New York's organizing committee, on the other hand, has taken a different route. Lacking such a guarantee from the federal, state or city government, it has offered to cover all excess costs up to $492 million, which organizers say should be sufficient, given that no American host city has had any overruns approaching that amount. It is far from clear, however, that that limit will be sufficient for the international committee.
"Somebody's got to step up," said Richard W. Pound, a Canadian member of the committee's unit that deals with legal issues.
"In the U.S., there's never any doubt it can be done, but they've got to produce a guarantee from someone."
Kevin B. Wamsley, director of the International Center for Olympic Studies at the University of Western Ontario in Canada, said the issue was generally considered nonnegotiable.
"They have to sign off on that issue, or the bid will not be accepted," Mr. Wamsley said.
Mayor Michael R. Bloomberg and Gov. George E. Pataki went out of their way on Wednesday to reassure the international committee's evaluation commission that there were sufficient contingency funds in the current budget to cover any overruns.
Jay Kriegel, executive director of NYC2012, the local organizing committee, said yesterday that New York has provided "without question the strongest guarantee that's ever been provided for an American bid."

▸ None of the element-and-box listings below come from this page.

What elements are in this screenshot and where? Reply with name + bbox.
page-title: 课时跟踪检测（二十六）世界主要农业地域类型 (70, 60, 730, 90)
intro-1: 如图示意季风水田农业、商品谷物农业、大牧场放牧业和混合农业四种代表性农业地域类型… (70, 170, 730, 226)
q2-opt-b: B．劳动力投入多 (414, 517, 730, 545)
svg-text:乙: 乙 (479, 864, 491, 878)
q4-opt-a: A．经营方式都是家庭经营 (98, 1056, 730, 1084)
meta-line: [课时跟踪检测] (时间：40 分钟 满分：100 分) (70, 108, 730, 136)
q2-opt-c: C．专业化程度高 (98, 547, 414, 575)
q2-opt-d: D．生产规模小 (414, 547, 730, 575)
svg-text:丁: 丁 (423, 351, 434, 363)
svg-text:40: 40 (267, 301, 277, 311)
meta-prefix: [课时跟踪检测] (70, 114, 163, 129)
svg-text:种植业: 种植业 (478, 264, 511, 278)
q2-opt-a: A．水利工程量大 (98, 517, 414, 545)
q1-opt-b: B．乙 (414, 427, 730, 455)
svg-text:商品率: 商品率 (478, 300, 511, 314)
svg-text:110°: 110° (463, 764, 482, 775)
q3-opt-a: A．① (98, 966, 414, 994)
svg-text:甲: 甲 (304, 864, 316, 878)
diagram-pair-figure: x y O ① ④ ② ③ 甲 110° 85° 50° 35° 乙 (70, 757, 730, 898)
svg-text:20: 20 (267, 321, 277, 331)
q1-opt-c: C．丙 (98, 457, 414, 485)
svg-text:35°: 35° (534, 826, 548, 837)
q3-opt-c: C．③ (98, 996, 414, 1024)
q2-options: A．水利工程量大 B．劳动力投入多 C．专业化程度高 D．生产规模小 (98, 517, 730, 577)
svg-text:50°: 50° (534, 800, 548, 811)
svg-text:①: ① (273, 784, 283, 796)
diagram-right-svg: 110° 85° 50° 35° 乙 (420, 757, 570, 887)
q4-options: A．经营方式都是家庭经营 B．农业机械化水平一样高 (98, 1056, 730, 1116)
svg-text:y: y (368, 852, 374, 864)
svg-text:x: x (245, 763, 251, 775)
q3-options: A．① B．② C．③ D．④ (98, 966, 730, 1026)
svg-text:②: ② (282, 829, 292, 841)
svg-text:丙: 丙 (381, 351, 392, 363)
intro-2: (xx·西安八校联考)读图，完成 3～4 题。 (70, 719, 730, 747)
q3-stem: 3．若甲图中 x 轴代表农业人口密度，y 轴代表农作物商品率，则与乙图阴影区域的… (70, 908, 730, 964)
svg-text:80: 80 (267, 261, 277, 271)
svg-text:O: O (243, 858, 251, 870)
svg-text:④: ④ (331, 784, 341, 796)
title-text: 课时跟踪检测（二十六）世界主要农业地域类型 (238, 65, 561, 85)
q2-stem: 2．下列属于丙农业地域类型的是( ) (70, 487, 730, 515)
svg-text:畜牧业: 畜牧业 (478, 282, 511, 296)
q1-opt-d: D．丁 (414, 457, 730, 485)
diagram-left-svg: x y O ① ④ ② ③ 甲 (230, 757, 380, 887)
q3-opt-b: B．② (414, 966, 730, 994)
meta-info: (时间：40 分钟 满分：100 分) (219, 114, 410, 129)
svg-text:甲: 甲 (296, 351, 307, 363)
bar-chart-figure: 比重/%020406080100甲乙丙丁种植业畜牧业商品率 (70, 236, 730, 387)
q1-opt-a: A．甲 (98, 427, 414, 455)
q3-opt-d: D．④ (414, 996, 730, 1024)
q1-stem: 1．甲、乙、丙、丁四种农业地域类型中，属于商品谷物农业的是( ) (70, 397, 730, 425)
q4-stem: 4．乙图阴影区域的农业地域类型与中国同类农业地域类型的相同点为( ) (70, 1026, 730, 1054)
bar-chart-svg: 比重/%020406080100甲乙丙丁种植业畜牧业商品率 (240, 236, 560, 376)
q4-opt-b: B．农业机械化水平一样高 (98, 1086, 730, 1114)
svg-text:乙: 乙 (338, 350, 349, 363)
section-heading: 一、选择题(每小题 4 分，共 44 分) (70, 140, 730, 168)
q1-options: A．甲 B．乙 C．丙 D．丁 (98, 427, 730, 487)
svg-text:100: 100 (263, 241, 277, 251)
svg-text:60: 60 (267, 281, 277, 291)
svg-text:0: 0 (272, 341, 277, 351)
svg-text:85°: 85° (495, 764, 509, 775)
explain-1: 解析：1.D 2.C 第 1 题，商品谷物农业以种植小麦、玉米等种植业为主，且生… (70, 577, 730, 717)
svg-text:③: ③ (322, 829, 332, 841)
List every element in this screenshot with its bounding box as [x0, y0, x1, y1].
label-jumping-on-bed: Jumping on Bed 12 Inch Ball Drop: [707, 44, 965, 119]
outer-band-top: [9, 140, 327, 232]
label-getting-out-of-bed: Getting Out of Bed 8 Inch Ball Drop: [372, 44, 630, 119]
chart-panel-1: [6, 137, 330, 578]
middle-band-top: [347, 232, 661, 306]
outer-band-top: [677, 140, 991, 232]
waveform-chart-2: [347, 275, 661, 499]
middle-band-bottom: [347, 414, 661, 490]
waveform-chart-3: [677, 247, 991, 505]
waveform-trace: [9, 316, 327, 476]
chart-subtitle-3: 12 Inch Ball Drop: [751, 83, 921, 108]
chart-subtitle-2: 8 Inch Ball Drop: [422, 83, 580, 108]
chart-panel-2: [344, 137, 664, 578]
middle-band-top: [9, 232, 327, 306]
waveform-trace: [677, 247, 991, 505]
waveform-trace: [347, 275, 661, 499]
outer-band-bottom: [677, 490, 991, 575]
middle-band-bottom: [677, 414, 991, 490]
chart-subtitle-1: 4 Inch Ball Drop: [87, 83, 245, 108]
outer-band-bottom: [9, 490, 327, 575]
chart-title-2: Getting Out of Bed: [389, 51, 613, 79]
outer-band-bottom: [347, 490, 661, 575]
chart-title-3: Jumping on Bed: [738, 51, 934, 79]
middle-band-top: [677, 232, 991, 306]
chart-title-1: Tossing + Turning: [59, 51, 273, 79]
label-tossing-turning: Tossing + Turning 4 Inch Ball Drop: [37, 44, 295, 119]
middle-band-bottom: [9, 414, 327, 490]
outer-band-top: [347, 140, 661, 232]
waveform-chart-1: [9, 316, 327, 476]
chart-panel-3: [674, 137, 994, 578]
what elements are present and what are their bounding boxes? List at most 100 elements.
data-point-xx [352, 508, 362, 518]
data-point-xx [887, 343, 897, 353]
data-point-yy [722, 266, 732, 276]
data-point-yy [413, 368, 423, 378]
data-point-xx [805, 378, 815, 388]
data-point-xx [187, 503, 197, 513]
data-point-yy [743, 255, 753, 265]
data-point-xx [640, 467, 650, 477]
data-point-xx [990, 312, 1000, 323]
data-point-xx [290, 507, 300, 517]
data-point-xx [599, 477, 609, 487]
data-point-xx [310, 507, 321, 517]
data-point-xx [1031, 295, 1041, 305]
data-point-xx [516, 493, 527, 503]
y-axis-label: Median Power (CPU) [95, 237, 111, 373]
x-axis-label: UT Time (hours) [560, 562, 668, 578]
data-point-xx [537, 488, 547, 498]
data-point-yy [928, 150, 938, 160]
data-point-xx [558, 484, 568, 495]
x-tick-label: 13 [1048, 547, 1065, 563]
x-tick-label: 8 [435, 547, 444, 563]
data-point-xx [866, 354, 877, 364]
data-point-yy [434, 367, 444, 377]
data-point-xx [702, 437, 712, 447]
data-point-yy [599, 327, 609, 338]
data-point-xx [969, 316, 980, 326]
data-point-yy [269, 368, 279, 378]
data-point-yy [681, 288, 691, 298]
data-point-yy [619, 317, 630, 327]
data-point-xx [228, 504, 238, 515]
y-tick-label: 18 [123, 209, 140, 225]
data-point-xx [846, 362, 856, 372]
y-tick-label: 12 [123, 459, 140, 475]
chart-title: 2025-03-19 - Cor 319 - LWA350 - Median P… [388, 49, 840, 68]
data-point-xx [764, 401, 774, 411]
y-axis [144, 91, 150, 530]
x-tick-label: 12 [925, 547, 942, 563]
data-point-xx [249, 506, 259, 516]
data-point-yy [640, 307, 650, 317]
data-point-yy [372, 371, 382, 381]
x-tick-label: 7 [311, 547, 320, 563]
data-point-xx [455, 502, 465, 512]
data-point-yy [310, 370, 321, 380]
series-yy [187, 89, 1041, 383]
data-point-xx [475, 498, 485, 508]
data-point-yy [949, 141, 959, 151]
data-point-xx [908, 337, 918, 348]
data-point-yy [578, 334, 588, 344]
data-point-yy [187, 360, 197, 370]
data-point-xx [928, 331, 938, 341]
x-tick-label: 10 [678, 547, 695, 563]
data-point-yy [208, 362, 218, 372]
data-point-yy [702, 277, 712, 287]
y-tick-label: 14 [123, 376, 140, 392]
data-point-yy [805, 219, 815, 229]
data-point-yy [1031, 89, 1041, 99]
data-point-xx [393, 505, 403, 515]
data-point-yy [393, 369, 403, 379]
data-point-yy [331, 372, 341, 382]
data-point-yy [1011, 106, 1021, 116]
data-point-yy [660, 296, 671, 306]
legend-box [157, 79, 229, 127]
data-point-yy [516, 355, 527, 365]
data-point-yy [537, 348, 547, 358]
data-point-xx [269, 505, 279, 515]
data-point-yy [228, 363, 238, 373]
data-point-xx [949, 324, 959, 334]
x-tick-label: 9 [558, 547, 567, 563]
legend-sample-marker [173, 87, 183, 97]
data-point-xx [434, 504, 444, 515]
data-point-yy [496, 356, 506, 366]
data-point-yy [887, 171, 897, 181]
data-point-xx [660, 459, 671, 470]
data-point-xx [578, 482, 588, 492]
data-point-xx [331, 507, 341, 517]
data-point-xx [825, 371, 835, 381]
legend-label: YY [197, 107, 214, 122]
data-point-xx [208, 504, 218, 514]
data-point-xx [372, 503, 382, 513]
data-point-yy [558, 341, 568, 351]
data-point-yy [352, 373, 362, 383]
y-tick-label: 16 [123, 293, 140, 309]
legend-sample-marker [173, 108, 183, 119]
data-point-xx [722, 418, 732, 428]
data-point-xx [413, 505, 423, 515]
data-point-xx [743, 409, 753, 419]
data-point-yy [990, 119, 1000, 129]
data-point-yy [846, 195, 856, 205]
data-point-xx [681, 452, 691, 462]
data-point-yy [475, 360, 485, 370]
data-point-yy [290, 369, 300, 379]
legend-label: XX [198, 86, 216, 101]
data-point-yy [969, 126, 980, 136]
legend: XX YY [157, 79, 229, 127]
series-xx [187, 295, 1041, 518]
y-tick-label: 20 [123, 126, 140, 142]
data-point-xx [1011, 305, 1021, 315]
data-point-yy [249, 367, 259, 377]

The guarantee, he said, includes $250 million from the state and a $200 million contingency fund in the host committee's $3 billion budget for the Games. The 2001 state legislation authorizing that appropriation specifically states that "in no event" should the combined liability of the city and the state exceed $250 million. In addition, the federal government has agreed to pay for all security costs.
It is for the international committee "to decide whether the guarantee meets their needs," Mr. Kriegel said.
At a news conference yesterday, the chairwoman of the international committee's evaluation commission, Nawal el-Moutawakel, gave a noncommittal answer to the question of whether the city had met the committee's requirements, though she made it clear she appreciated the city's attempts to deal with the issue.
She added that the assurances the city provided would make it easier for the committee to prepare its report.
This was buried in the Times and it shouldn't be. Not a dime should come from government for this, especially city government. It's bad enough to build the damn stadium somewhere, now we have to cover their costs as well? Where is all this extra money supposed to come from? When we face an overrun of billions, you think Washington is going to pick that up in an election year? This should be a major issue instead of all the cheerleading.